Receptorology has also helped delineate, through receptor pharmacokinetic studies, how certain drugs can have a duration of action that extends well beyond what the plasma half-life would predict. For example, buprenorphine‘s dissociation from the m-receptor is much slower than fentanyl‘s and does not parallel plasma concentrations. 70  The high affinity of buprenorphine for m-receptors also accounts for the difficulty of reversing its effects with naloxone.

Other pharmacologic phenomena have been explained by radioligand-receptor studies. The concentration and proportion of the receptor subtypes can change with time. For example, m1 -receptors increase in number and concentration as newborn mice grow and thus provide more analgesia after a similar dose of an opioid agonist. 71  A marked and widespread disappearance of m- and d-receptors has been shown to occur in the aging brain. 72  Interestingly, the opposite occurs with benzodiazepine receptors during aging, a finding indicating that these effects are specific and are not representative of a general phenomenon.
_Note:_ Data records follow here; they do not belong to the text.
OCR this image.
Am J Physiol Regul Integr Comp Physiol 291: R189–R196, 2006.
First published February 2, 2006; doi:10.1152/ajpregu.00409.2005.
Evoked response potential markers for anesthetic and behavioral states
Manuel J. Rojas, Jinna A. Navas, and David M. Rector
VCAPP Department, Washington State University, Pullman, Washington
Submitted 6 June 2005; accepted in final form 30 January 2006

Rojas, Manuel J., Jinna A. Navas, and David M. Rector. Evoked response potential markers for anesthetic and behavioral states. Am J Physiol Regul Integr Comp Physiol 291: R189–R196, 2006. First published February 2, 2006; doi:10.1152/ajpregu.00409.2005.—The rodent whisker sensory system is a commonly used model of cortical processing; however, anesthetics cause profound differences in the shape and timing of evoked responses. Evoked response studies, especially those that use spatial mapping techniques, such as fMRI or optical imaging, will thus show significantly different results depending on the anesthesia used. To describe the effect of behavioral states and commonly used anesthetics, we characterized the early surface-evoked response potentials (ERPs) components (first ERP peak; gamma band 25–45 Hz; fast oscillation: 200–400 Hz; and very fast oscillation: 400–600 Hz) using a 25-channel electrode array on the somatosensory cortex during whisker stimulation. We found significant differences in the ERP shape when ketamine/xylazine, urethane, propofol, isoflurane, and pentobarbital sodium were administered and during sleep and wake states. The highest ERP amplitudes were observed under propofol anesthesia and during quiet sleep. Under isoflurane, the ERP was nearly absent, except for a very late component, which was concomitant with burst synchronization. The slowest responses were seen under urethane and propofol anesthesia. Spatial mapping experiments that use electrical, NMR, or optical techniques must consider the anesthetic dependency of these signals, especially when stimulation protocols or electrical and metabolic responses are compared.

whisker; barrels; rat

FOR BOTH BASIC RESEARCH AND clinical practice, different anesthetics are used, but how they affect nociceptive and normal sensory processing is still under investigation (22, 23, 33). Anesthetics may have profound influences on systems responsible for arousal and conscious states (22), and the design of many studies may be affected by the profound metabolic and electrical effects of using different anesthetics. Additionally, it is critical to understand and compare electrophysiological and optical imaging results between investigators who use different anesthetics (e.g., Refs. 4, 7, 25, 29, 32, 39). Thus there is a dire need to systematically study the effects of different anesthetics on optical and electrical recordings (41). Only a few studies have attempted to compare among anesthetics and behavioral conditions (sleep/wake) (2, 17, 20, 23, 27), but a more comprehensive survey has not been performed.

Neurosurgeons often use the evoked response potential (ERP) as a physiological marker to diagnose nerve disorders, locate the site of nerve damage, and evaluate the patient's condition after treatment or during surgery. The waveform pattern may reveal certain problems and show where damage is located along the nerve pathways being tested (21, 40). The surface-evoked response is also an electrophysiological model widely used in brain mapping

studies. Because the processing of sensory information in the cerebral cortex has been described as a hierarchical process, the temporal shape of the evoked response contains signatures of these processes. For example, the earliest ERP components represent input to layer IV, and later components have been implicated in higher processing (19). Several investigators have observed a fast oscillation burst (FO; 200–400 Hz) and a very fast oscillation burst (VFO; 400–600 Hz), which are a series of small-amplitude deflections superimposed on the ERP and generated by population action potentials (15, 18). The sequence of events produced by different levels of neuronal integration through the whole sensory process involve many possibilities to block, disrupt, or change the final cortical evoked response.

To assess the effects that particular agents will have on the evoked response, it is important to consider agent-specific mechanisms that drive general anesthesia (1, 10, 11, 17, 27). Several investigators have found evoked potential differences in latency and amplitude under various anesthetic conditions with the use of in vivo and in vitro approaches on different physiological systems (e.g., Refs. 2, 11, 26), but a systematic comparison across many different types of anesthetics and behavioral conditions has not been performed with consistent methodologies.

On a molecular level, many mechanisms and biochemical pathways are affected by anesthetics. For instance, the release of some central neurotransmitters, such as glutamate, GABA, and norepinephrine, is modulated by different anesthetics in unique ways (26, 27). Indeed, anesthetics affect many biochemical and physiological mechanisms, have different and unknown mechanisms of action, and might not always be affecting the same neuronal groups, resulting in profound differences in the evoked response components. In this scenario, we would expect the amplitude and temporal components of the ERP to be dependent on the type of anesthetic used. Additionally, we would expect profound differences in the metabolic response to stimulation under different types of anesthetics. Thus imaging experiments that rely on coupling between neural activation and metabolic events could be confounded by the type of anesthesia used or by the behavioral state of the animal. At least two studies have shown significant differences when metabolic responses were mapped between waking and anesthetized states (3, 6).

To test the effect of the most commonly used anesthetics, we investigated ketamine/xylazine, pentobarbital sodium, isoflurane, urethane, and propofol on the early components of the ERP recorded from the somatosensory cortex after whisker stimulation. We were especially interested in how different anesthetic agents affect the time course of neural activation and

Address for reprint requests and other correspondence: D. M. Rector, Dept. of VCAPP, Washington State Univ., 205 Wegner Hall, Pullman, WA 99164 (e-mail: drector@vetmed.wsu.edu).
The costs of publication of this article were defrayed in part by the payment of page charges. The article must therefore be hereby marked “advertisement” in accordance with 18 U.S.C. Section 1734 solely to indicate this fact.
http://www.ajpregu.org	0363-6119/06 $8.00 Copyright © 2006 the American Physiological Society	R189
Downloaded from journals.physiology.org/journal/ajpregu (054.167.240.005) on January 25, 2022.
The presence of opioid receptors in other areas of the CNS (e.g., basal ganglia, limbic area, cerebral cortex) suggests other roles for the endogenous opiates and their receptors. The cardiovascular system possesses opioid receptors that have been documented by radioligand studies to exist in the heart, the cardiac branches of the vagus and sympathetic nerves, the central cardiovascular regulatory centers, and the adrenal medulla. 73  Receptor-mediated opioid effects, as discussed later, indicate potential roles for and implications of opioids in shock, myocardial ischemia, ischemic preconditioning, and other cardiovascular events.